TRUmiCount

Correctly counting molecules using unique molecular identifiers

Description

Motivation: Counting molecules using next-generation sequencing (NGS) suffers from PCR amplification bias, which reduces the accuracy of many quantitative NGS-based experimental methods such as RNA-Seq. This is true even if molecules are made distinguishable using unique molecular identifiers (UMIs) before PCR amplification, and distinct UMIs are counted instead of reads: Molecules that are lost entirely during the sequencing process will still cause under-estimation of the molecule count, and amplification artifacts like PCR chimeras create phantom UMIs and thus cause over-estimation.

Results: TRUmiCount uses a mechanistic model of PCR amplification to correct for both types of errors. In our paper we demonstrate that the phantom-filtered and loss-corrected molecule counts computed by TRUmiCount measure the true number of molecules with considerably higher accuracy than the raw number of distinct UMIs.

Publication

TRUmiCount is described in detail in our paper:

Florian G. Pflug, Arndt von Haeseler. (2018). TRUmiCount: Correctly counting absolute numbers of molecules using unique molecular identifiers. Bioinformatics, DOI: 10.1093/bioinformatics/bty283.

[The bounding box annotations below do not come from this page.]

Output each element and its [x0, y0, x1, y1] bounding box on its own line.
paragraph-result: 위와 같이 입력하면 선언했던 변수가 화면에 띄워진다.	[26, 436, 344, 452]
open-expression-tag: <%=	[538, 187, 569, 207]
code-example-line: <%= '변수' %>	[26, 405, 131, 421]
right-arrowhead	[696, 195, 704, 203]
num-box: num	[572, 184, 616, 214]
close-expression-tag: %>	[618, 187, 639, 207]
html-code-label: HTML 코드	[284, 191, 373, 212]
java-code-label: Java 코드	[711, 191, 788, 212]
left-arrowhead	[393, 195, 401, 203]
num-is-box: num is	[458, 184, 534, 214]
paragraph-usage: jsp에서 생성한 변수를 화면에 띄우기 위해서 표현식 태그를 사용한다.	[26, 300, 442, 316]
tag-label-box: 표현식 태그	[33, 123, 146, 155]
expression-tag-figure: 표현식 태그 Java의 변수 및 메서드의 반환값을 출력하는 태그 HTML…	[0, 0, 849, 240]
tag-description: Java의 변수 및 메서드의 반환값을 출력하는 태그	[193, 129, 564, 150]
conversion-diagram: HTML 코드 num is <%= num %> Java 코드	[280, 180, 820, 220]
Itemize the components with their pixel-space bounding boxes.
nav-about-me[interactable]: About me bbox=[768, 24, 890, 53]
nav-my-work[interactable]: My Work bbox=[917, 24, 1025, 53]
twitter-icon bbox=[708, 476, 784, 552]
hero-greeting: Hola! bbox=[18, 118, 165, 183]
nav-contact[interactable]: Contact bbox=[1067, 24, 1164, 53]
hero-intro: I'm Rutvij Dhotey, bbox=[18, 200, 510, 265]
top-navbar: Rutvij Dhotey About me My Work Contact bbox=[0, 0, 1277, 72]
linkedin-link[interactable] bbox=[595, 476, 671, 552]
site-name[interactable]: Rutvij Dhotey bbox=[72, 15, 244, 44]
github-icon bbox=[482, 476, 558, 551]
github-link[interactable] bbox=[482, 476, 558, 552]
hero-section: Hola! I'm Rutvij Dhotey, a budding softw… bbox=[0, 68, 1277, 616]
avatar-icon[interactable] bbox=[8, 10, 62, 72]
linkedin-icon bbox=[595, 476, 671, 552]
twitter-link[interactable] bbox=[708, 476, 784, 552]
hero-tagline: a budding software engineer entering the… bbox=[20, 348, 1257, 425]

If you use TRUmiCount, please cite this publication!

Availability

Install from

If you're already using Conda, you can install TRUmiCount from the Bioconda channel by doing
conda install -c bioconda trumicount

For more detailed instruction and other installation options see the manual.

Sourecode on

The code is avaiable on https://github.com/Cibiv/trumicount.git

Usage Examples

Datasets

kv_1000g.bam: Mapped single-end reads for first 1000 genes from replicate 1 of the D. melanogaster data by Kivioja et al. (Counting absolute numbers of molecules using unique molecular identifiers. Nature Methods 9, 72-74, 2011)

sh_100g.bam: Mapped reads for first 100 genes from replicate 1 of the E. coli data by Shiroguchi et al. (Shiroguchi et al. Digital RNA sequencing minimizes sequence-dependent bias and amplification noise with optimized single-molecule barcodes. PNAS 109, 1347-1352, 2012)

Running TRUmiCount

To run TRUmiCount on the example data file kv_1000g.bam, the firs must first be downloaded, and index with samtools by doing:
curl -O https://cibiv.github.io/trumicount/kv_1000g.bam
samtools index kv_1000g.bam

This indexed BAM-File can then be processed with trumicount to produce a table containing bias-corrected numbers of transcript molecules for each gene (kv_1000g.tab)

trumicount --input-bam kv_1000g.bam --molecules 2 --threshold 2 --genewise-min-umis 3 --output-counts kv_1000g.tab

For a brief list of command-line options of TRUmiCount see trumicount --help, for an in-depth description of the possible operating modes, input and output formats and command-line options see the manual

License

TRUmiCount is free software: you can redistribute it and/or modify it under the terms of the GNU Affero General Public License as published by the Free Software Foundation, either version 3 of the License, or (at your option) any later version.

TRUmiCount is distributed in the hope that it will be useful, but WITHOUT ANY WARRANTY; without even the implied warranty of MERCHANTABILITY or FITNESS FOR A PARTICULAR PURPOSE. See the GNU Affero General Public License for more details.